La Esperanza is actually composed of two towns, La Esperanza proper and Intibuca, an indigenous community of the Lenca people. Although our guidebooks suggested La Esperanza as a good place to view or experience Lencan culture, not too much cultural happened during our couple of overnights. Perhaps we would have seen more if stayed for the potato festival and the crowning of the 'potato queen'. What we got instead was a small, somewhat charming town set in a beautiful pine forest. And yes, we got a little chill at night. One small surprise was the discovery of a Chinese community in La Esperanza. We had Chinese food twice over two days. It wasn't the greatest, but a nice change of pace from the more typical fare.

By Tuesday Oct. 13 we had just 4 weeks left in Central America, with Nicaragua and Costa Rica as yet untouched. We were not so interested in the Honduras capital, Tegucigalpa, so we concocted an insane plan to make it all the way from La Esperanza, through Tegucigalpa, and into Managua, Nicaragua on the same day.
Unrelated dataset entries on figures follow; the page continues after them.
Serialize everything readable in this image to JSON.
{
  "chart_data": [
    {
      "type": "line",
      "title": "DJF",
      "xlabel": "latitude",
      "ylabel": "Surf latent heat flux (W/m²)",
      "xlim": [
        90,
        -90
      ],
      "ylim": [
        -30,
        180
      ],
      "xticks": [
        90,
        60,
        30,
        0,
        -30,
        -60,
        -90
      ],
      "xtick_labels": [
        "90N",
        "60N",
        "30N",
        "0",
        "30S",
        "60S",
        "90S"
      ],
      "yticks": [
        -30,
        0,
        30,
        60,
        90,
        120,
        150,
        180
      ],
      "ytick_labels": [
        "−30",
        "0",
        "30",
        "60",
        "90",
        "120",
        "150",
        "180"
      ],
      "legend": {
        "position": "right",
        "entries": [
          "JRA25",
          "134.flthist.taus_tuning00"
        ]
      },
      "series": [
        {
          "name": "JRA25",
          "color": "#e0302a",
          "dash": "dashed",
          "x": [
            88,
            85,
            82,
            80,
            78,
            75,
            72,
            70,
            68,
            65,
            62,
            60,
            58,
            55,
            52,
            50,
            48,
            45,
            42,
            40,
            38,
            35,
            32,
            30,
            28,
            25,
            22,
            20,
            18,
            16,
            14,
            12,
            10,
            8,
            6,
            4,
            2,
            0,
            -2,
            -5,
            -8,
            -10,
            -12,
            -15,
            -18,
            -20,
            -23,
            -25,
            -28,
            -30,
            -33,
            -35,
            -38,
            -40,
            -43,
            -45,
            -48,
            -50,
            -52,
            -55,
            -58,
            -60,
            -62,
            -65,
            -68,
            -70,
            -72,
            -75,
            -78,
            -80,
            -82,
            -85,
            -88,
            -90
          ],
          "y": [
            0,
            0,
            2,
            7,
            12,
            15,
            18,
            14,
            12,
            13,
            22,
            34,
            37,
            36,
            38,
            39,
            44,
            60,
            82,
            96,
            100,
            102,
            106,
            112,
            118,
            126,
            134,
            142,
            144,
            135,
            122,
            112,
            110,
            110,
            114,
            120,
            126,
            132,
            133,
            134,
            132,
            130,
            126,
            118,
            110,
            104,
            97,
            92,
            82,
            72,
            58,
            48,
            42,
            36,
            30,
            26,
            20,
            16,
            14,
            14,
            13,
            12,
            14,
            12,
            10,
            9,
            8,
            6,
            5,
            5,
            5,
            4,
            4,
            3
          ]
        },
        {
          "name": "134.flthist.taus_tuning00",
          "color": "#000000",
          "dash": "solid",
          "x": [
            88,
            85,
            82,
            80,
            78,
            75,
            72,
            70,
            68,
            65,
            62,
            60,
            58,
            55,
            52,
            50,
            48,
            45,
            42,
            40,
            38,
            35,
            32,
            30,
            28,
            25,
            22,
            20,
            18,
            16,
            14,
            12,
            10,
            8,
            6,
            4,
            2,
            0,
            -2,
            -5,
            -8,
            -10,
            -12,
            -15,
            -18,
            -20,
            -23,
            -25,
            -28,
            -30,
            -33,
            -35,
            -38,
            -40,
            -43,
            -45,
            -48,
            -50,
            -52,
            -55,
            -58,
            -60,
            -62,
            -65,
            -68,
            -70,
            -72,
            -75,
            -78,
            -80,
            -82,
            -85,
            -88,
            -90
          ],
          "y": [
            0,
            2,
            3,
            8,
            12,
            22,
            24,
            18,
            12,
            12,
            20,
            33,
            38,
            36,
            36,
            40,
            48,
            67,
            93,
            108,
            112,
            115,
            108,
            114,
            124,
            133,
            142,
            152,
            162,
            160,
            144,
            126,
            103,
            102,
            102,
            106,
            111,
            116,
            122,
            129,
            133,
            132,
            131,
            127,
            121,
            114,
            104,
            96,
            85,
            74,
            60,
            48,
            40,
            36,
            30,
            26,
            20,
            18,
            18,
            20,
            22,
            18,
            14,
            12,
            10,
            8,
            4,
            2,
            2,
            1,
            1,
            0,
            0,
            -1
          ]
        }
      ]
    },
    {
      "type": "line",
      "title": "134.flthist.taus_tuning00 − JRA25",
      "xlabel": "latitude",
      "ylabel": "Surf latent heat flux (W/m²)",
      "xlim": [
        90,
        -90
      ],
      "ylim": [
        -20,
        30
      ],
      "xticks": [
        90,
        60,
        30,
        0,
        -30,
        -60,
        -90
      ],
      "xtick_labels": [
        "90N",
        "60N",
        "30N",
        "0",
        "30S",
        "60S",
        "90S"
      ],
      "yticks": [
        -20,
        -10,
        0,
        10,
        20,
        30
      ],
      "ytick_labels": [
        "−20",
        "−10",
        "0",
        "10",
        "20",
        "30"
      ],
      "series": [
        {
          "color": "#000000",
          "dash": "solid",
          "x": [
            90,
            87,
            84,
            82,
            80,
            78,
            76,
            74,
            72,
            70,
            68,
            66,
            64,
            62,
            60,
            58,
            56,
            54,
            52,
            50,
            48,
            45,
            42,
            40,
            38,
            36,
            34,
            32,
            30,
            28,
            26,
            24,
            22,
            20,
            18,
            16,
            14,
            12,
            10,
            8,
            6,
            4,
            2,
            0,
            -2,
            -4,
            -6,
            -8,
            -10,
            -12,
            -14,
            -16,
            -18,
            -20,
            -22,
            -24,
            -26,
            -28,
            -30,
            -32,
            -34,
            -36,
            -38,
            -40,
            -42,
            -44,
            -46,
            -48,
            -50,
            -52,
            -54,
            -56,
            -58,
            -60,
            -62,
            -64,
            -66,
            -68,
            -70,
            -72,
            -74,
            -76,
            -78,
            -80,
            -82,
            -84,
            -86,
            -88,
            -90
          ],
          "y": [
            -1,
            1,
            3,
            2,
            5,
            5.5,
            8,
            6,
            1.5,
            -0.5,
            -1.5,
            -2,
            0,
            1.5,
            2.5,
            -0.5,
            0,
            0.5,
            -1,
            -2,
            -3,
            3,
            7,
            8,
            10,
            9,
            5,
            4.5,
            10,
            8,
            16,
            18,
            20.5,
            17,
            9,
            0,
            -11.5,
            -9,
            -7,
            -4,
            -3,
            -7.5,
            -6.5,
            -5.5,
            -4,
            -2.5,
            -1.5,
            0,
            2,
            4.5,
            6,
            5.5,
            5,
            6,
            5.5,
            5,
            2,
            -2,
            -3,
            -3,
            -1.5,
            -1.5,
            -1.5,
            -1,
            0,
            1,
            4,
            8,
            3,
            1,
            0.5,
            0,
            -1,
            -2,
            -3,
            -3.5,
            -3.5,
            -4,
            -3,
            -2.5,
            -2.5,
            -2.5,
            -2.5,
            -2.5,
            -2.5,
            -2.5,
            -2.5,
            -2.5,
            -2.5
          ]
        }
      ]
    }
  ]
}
We left from La Esperanza on a public bus for Tegucigalpa at 4:15 am, arriving behind schedule at 8:35 am due to morning traffic. We immediately flagged a taxi to take us to the Tica bus station for our direct bus into Nicaragua. We thought we would be late as this bus was supposed to leave at 9 am sharp. Fortunately it didn't leave until 9:30 am, so we had plenty of time.

The border crossing was unusual and little stressful, but not much problem at all. Before we stopped, an employee of the bus company collected our passports and customs forms. Then we debarked from the bus and paid a visit to a customs official sitting at a fold up table outside the office. We saw the official without our passports or any identification, but simply wrote our names and nationalities down in their register. In the meantime, the bus company employee went into the customs building with everyone's passports. We waited for about 40 minutes outside as locals offered to change money, sell us drinks and fruit, or simply begged. Finally, the employee returned to call everyone's name to get their passports back and we were allowed back on the bus. We pulled into the bus terminal in Managua at around 6 that night.